The folks on strike in our newsroom undoubtedly see me as the enemy, and I would like to say that I am taking the stand as the last line of defence for Canadian journalism. Given the changes in our landscape, we cannot afford to sign contracts we can't live up to.
We've been very lucky at The Chronicle Herald. There is a shortage of employment for journalists in the country, and we've been able to hire great young, talented journalists to fill the void. Nobody wants to bring our journalists back more than I do, but there are certain financial agreements that I can't enter into, with the uncertainty.

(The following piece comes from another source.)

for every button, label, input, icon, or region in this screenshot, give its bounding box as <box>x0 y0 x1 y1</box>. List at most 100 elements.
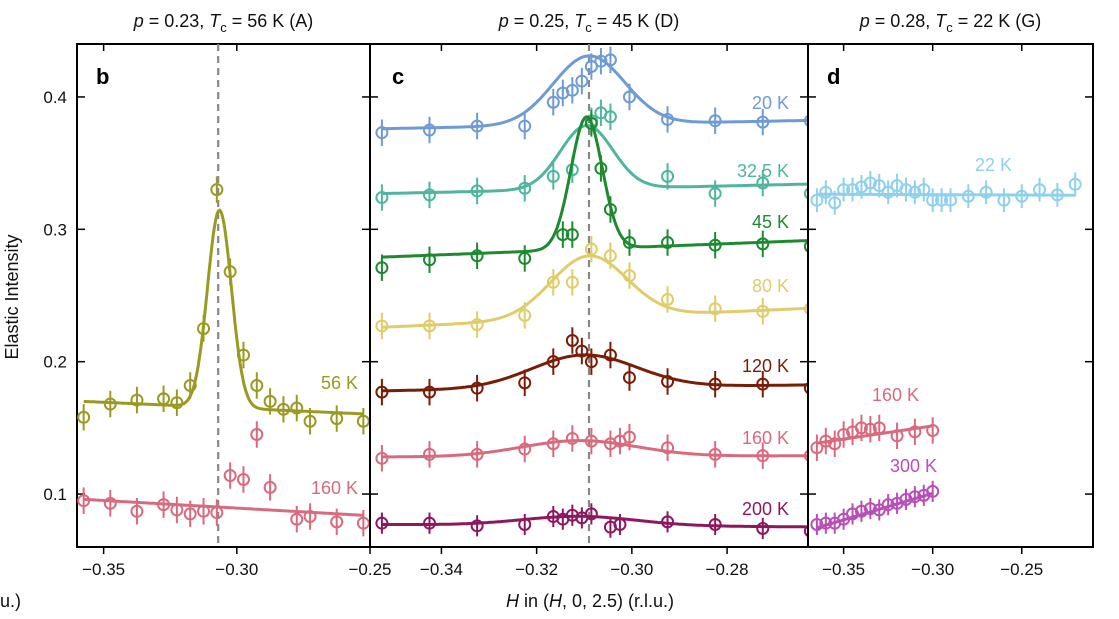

Believe me when I tell you that our newsroom at 120-strong is much better than a newsroom at 30, but 30 is all we can afford today. Also, the changes that are happening in the landscape that I tried to describe, in what was supposed to be a 10-minute presentation.... I think I would have addressed more journalistic issues in that than in the five-minute presentation that I had to edit on the fly, and without an editor I don't know that I did it justice.
I need to assure you that we are working hard to end this strike, but we are a business without any form of outside funding. We're a family-owned business and cannot rely on and go to the market for more money. That's the nature of it; we can't sign an agreement.
I'd love to bring people back. I thought I had a deal on November 4, to update you completely. We had worked for three weeks and we thought we had a deal, but it went sideways. We're working hard behind the scenes to try to end it.